Financial crime expert Simon Norton has also warned illegal investment might be pushing up house prices and driving legitimate local buyers out of the market.
Chinese investment in Australia's real estate industry has surged, increasing by 400 per cent in the five years to 2014-15 to reach $12 billion.
China is Australia's largest two-way trading partner and money flows from the Asian country into Australia also almost doubled in the five years to 2015-16, increasing from $42 billion to $77 billion.
"This economic relationship is mutually beneficial, but it also creates opportunities for criminals," Mr Norton said in a recent report published by the Australian Strategic Policy Institute in Canberra.
"The large volume of money, goods and people moving between the two countries makes it easier to conceal crimes, such as trafficked drugs or laundered money.
"Much activity also takes place online, making the cyber realm a major vector for cross-border criminal activity."
Mr Norton said real estate agents, conveyancers, lawyers and accountants should be regulated in Australia under the Anti-Money Laundering and Counter-Terrorism Financing (AML/CTF) Act.
"That a large portion of suspicious transfers between China and Australia go into real estate is a reminder of the need to harden Australia's anti-money laundering and counter-terrorism-financing system against the misuse of that sector by regulating real estate agents, conveyancers, lawyers and accountants under the AML/CTF Act," Mr Norton said.
"Australia has yet to do this despite proposing to do so for over a decade, and not regulating those industries makes Australia non-compliant with international AML/CTF standards."
He said if regulated, those industries would become responsible for a range of measures including verifying sources of wealth. They would also be required to report suspicious matters to the federal government's financial intelligence agency, AUSTRAC.
That a large portion of suspicious transfers between China and Australia go into real estate is a reminder of the need to harden Australia's anti-money laundering and counter-terrorism-financing system.Financial crime expert Simon Norton
Mr Norton said illegal investment could push up asset prices, including house prices, pushing legitimate local buyers out of the market.
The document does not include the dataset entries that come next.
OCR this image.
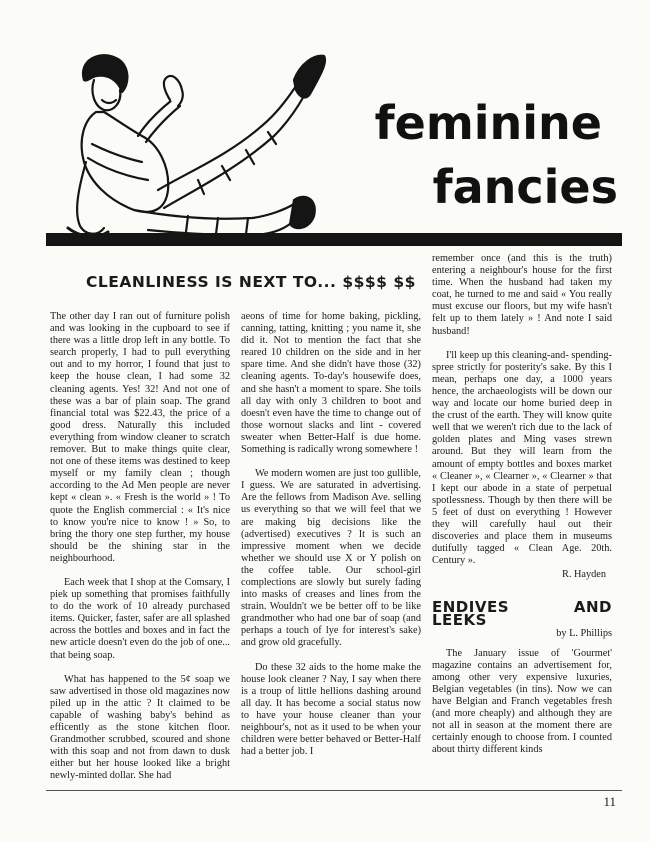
feminine
fancies
CLEANLINESS IS NEXT TO... $$$$ $$

The other day I ran out of furniture polish and was looking in the cupboard to see if there was a little drop left in any bottle. To search properly, I had to pull everything out and to my horror, I found that just to keep the house clean, I had some 32 cleaning agents. Yes! 32! And not one of these was a bar of plain soap. The grand financial total was $22.43, the price of a good dress. Naturally this included everything from window cleaner to scratch remover. But to make things quite clear, not one of these items was destined to keep myself or my family clean ; though according to the Ad Men people are never kept « clean ». « Fresh is the world » ! To quote the English commercial : « It's nice to know you're nice to know ! » So, to bring the thory one step further, my house should be the shining star in the neighbourhood.

Each week that I shop at the Comsary, I piek up something that promises faithfully to do the work of 10 already purchased items. Quicker, faster, safer are all splashed across the bottles and boxes and in fact the new article doesn't even do the job of one... that being soap.

What has happened to the 5¢ soap we saw advertised in those old magazines now piled up in the attic ? It claimed to be capable of washing baby's behind as efficently as the stone kitchen floor. Grandmother scrubbed, scoured and shone with this soap and not from dawn to dusk either but her house looked like a bright newly-minted dollar. She had

aeons of time for home baking, pickling, canning, tatting, knitting ; you name it, she did it. Not to mention the fact that she reared 10 children on the side and in her spare time. And she didn't have those (32) cleaning agents. To-day's housewife does, and she hasn't a moment to spare. She toils all day with only 3 children to boot and doesn't even have the time to change out of those wornout slacks and lint - covered sweater when Better-Half is due home. Something is radically wrong somewhere !

We modern women are just too gullible, I guess. We are saturated in advertising. Are the fellows from Madison Ave. selling us everything so that we will feel that we are making big decisions like the (advertised) executives ? It is such an impressive moment when we decide whether we should use X or Y polish on the coffee table. Our school-girl complections are slowly but surely fading into masks of creases and lines from the strain. Wouldn't we be better off to be like grandmother who had one bar of soap (and perhaps a touch of lye for interest's sake) and grow old gracefully.

Do these 32 aids to the home make the house look cleaner ? Nay, I say when there is a troup of little hellions dashing around all day. It has become a social status now to have your house cleaner than your neighbour's, not as it used to be when your children were better behaved or Better-Half had a better job. I

remember once (and this is the truth) entering a neighbour's house for the first time. When the husband had taken my coat, he turned to me and said « You really must excuse our floors, but my wife hasn't felt up to them lately » ! And note I said husband!

I'll keep up this cleaning-and- spending-spree strictly for posterity's sake. By this I mean, perhaps one day, a 1000 years hence, the archaeologists will be down our way and locate our home buried deep in the crust of the earth. They will know quite well that we weren't rich due to the lack of golden plates and Ming vases strewn around. But they will learn from the amount of empty bottles and boxes market « Cleaner », « Clearner », « Clearner » that I kept our abode in a state of perpetual spotlessness. Though by then there will be 5 feet of dust on everything ! However they will carefully haul out their discoveries and place them in museums dutifully tagged « Clean Age. 20th. Century ».

R. Hayden
ENDIVES AND LEEKS
by L. Phillips

The January issue of 'Gourmet' magazine contains an advertisement for, among other very expensive luxuries, Belgian vegetables (in tins). Now we can have Belgian and Franch vegetables fresh (and more cheaply) and although they are not all in season at the moment there are certainly enough to choose from. I counted about thirty different kinds

11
"This is particularly troublesome considering the problem of housing affordability in Australia," he said.
In a statement, the Department of Home Affairs said the government was committed to continually improving its anti-money laundering and counter-terrorism financing laws "without placing undue burden on industry".
The government passed the first phase of reforms to Australia's anti-money laundering and counter-terrorism financing regime in 2017, expanding the regime so that it also regulated digital currency exchanges.
The department said consultation was under way on more reforms, which included strengthening Australia's money laundering offences.
Mr Norton also called for the federal government to expand the role of the Foreign Investment Review Board, which examines foreign investment proposals and advises the treasurer and government.
Mr Norton said the board's role should grow to include investigating the sources of money for proposed foreign investments.
Treasurer Josh Frydenberg did not directly address that possibility when asked for comment, but said foreign investment was "an important contributor to Australia's economy and standard of living".
"Australia maintains a non-discriminatory, case-by-case approach to considering foreign investment proposals," Mr Frydenberg said.
Mr Norton's calls are among nine recommendations for the federal government.
While he has recommended Australia strengthen its protections, Mr Norton said Australian police already had one of the strongest relationships of any Western liberal democracy with Chinese law enforcement.